Senator for Ondo Central
- In office 29 May 1999 – May 2011
- Succeeded by: Akinyelure Patrick Ayo

Personal details
- Born: 24 September 1949 (age 76) Ondo State, Nigeria
- Party: PDP

= Gbenga Ogunniya =

Nigerian politician

Gbenga Ogunniya (born September 1949) was elected Senator for the Ondo Central constituency of Ondo State, Nigeria on the Alliance for Democracy (AD) platform, taking office on 29 May 1999. Switching parties, he was reelected in 2003 and 2007 on the People's Democratic Party (PDP) platform.

==Educational background and career==
Ogunniya earned a BSc in political science from Howard University, Washington D.C., and made a career in marine transportation.

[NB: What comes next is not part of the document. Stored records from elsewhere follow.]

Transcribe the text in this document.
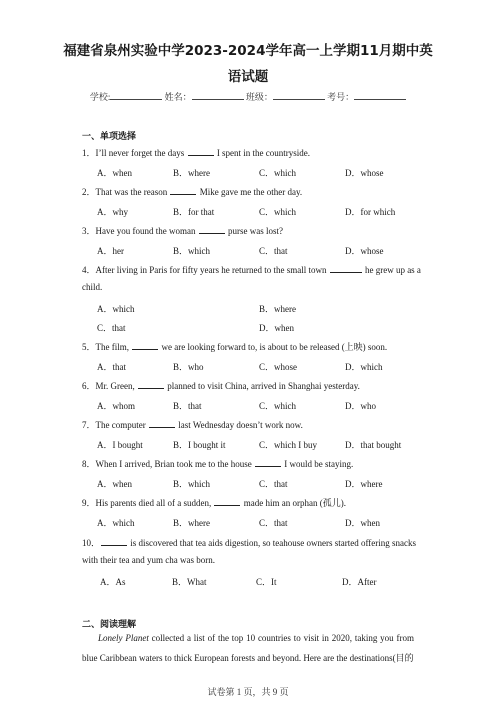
福建省泉州实验中学2023-2024学年高一上学期11月期中英
语试题
学校:	姓名：	班级：	考号：
一、单项选择
1．I’ll never forget the days	I spent in the countryside.
A．when	B．where	C．which	D．whose
2．That was the reason	Mike gave me the other day.
A．why	B．for that	C．which	D．for which
3．Have you found the woman	purse was lost?
A．her	B．which	C．that	D．whose
4．After living in Paris for fifty years he returned to the small town	he grew up as a child.
A．which	B．where
C．that	D．when
5．The film,	we are looking forward to, is about to be released (上映) soon.
A．that	B．who	C．whose	D．which
6．Mr. Green,	planned to visit China, arrived in Shanghai yesterday.
A．whom	B．that	C．which	D．who
7．The computer	last Wednesday doesn’t work now.
A．I bought	B．I bought it	C．which I buy	D．that bought
8．When I arrived, Brian took me to the house	I would be staying.
A．when	B．which	C．that	D．where
9．His parents died all of a sudden,	made him an orphan (孤儿).
A．which	B．where	C．that	D．when
10．	is discovered that tea aids digestion, so teahouse owners started offering snacks with their tea and yum cha was born.
A．As	B．What	C．It	D．After
二、阅读理解
Lonely Planet collected a list of the top 10 countries to visit in 2020, taking you from blue Caribbean waters to thick European forests and beyond. Here are the destinations(目的
试卷第 1 页，共 9 页
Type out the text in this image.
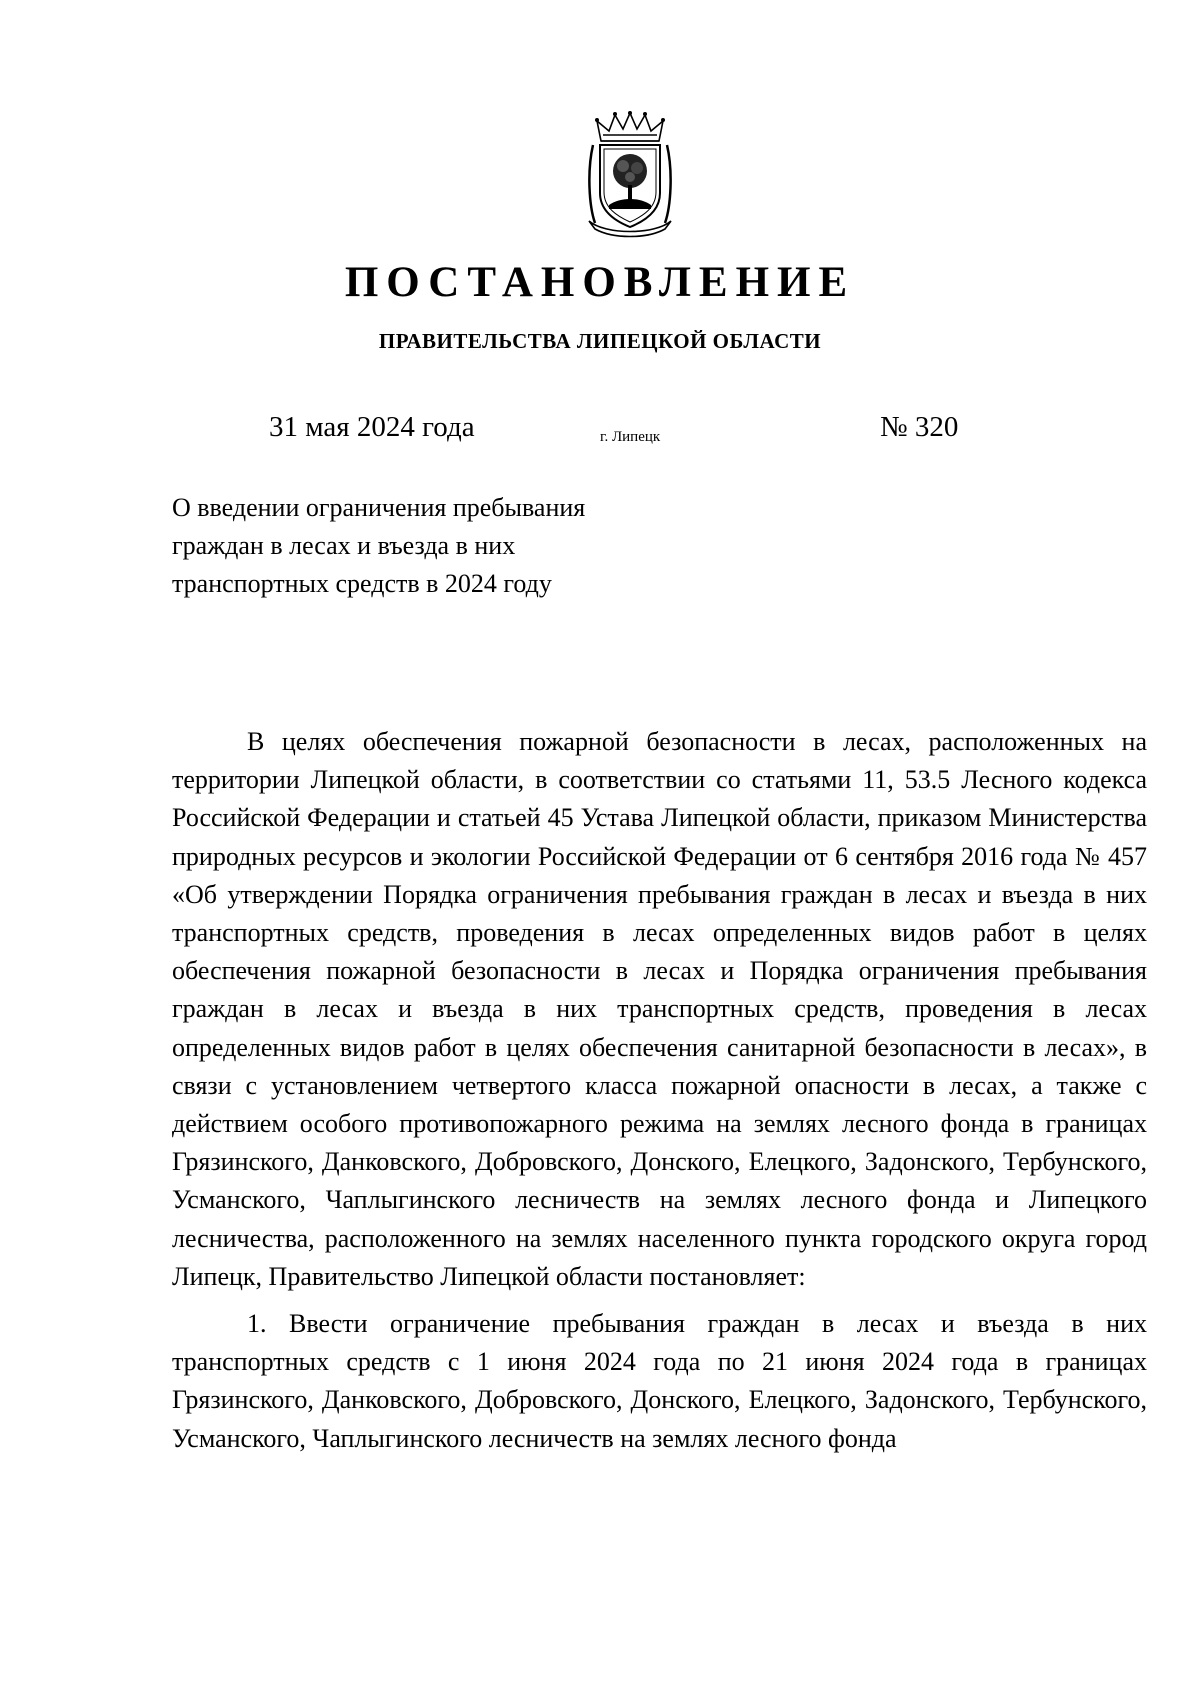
ПОСТАНОВЛЕНИЕ
ПРАВИТЕЛЬСТВА ЛИПЕЦКОЙ ОБЛАСТИ
31 мая 2024 года	г. Липецк	№ 320
О введении ограничения пребывания
граждан в лесах и въезда в них
транспортных средств в 2024 году

В целях обеспечения пожарной безопасности в лесах, расположенных на территории Липецкой области, в соответствии со статьями 11, 53.5 Лесного кодекса Российской Федерации и статьей 45 Устава Липецкой области, приказом Министерства природных ресурсов и экологии Российской Федерации от 6 сентября 2016 года № 457 «Об утверждении Порядка ограничения пребывания граждан в лесах и въезда в них транспортных средств, проведения в лесах определенных видов работ в целях обеспечения пожарной безопасности в лесах и Порядка ограничения пребывания граждан в лесах и въезда в них транспортных средств, проведения в лесах определенных видов работ в целях обеспечения санитарной безопасности в лесах», в связи с установлением четвертого класса пожарной опасности в лесах, а также с действием особого противопожарного режима на землях лесного фонда в границах Грязинского, Данковского, Добровского, Донского, Елецкого, Задонского, Тербунского, Усманского, Чаплыгинского лесничеств на землях лесного фонда и Липецкого лесничества, расположенного на землях населенного пункта городского округа город Липецк, Правительство Липецкой области постановляет:

1. Ввести ограничение пребывания граждан в лесах и въезда в них транспортных средств с 1 июня 2024 года по 21 июня 2024 года в границах Грязинского, Данковского, Добровского, Донского, Елецкого, Задонского, Тербунского, Усманского, Чаплыгинского лесничеств на землях лесного фонда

Elected to the Senate in 1999 and reelected in 2003 and 2007, he was appointed to committees on Senate Services, Police Affairs (Chairman), Niger Delta and Banking, Insurance & Other Financial Institutions.
In July 2008 the Election Petitions Tribunal sitting in Akure nullified Ogunniya's election. Ogunniya appealed the decision.
He won.
In a mid-term evaluation of Senators in May 2009, ThisDay noted that he sponsored a bill to reform the Police Regulatory Board, but rarely contributed to debate on the floor.

In December 2009 Ogunniya and three other House of Representatives members were arrested by the police for allegedly being in possession of three ballot boxes stuffed with thumb printed ballot papers during the re-run election into the Federal House of Representatives for Akoko South West/South East.
The police also arrested about twenty thugs who had allegedly been hired by the Chairman of the senate committee from Kogi state, and twenty mobile policemen.
The Ondo State Commissioner for Information said the role played by Ogunniya was "unbecoming of men purportedly elected into high offices".
A spokesman for the lawmakers said they were not formally arrested, and the ballot boxes had been planted on them.

Ogunniya ran for reelection on the PDP platform in the 9 April 2011 elections, but was defeated by Akinyelure Patrick Ayo of the Labour Party, who gained 113,292 votes to Ogunniya's 41,783 votes.

==Family==
He has seven children whose names are Gbemisola, Babatunji, Folayemi, Demilade, Oluropo, Opeyemi and Tobiloba.